The main ways in which earlier content informed new content are by providing a conceptualization of what happiness is and how character traits are studied. An especially important topic was depression, and understanding that feeling sad isn’t the same as major depression. I believe this is was an important topic because it fosters the understanding that affect is, in part, a physiological phenomenon. Also, affluenza (learned about in week 3) plays a role in social media addiction.  

An overarching insight from the first 10 weeks of class is that awareness is paramount. Being able to tap into your thoughts and emotions is critical for self-betterment and happiness.  

This class has been very useful in helping me identify habits that I can/should change in order to live a more productive and fulfilled life. Besides reducing social media use, I have not enacted any changes to my daily routine. I intend to do so after college once life’s pace has slowed. I plan to start being more physically active again and cut down on alcohol consumption. This decision was informed by the speaker who explained that substance use can further impulsive tendencies.  

“Those who cannot change their minds cannot change anything”
– George Bernard Shaw

The photo I choose is meant to represent awareness. I like the image because it has crops in the background and I think a healthy diet is a key to happiness. Also I think it’s symbolic that the person is holding something near their chest as if it’s important to them.

Blog #1

Blog #1

The topics of the first four weeks relate to each other in their common purpose to achieve course learning objectives. Readings and lecture material complimented one another in order to instill  fundamental working knowledge of the factors related to behavioral and emotional heath and how they contribute to overall wellbeing and mental health.

I found it disappointing (yet not all-together surprising) that “positive psychology” is not a more prominent pillar of psychology research. Before transferring VCU I had all the requirements for a minor in psychology from a small liberal arts school. I’ve taken classes such as “cognitive psychology,” “biological basis of behavior,” “health psychology,” and “evolutionary psychology.” Yet, I had never heard of the Keyes’ model of complete mental health. I did not know, for example, that mental illness and mental health exist as separate entities. My understanding of happiness evolved when I came to realize that mental health is not merely the absence of mental illness.

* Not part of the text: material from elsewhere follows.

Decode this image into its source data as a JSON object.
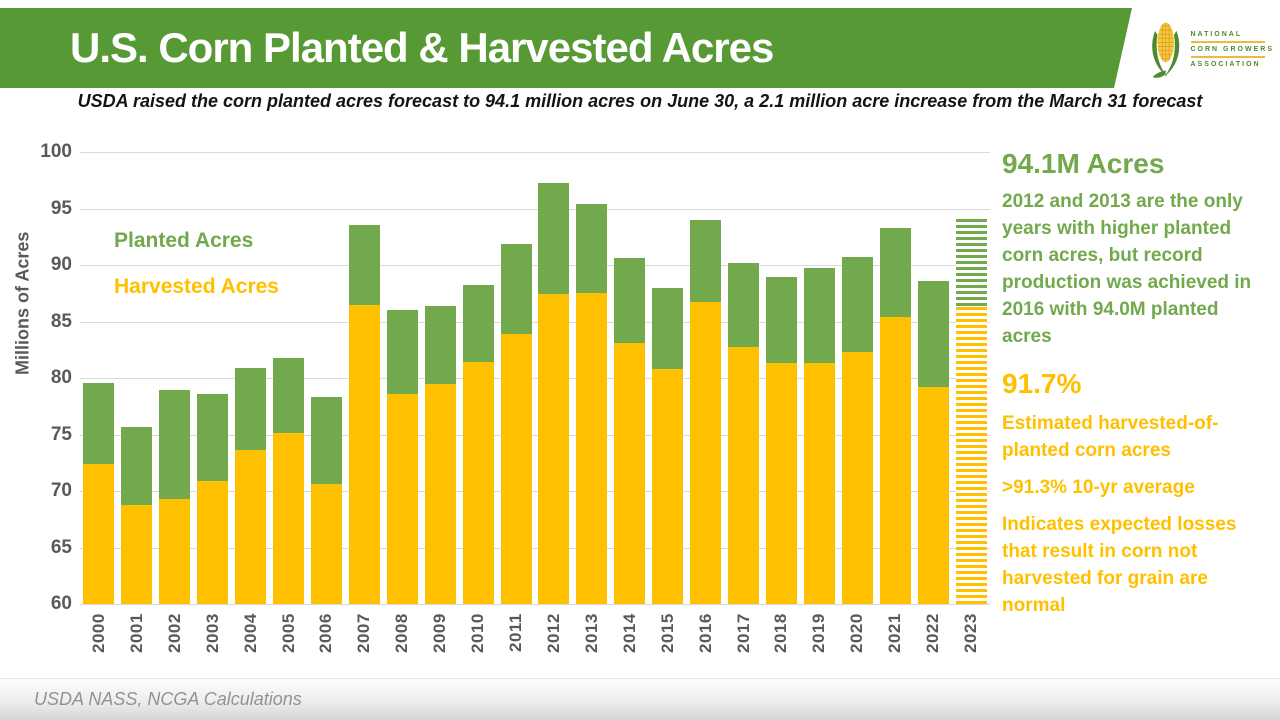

The material I found most interesting was the lecture on translational science. I have perviously considered making a career of science writing (science journalism) because I think a major shortcoming of the scientific community is the failure to disseminate research findings in a meaningful way. COBE, The Well, and library services all VCU resources that strive to improve students’ performance by integrating health perspectives/knowledge. I think it’s critical that society begins to recognize that mental disorders, such as major depression, are physiological phenomenons similar to diseases.

Adolescence is the age at which many genetic predispositions  most commonly emerge. I’m glad to be taking this course as a (super)senior because you can be retrospective of the undergraduate journey and reflect on my personal growth during this period. With age and counseling, I’ve become able to to better cope with/understand my mood states over the years. I’m eager to improve my well-being through the concepts we’re learning in this course..

I commented on the posts of Kyla Claiborne and Mosbysc.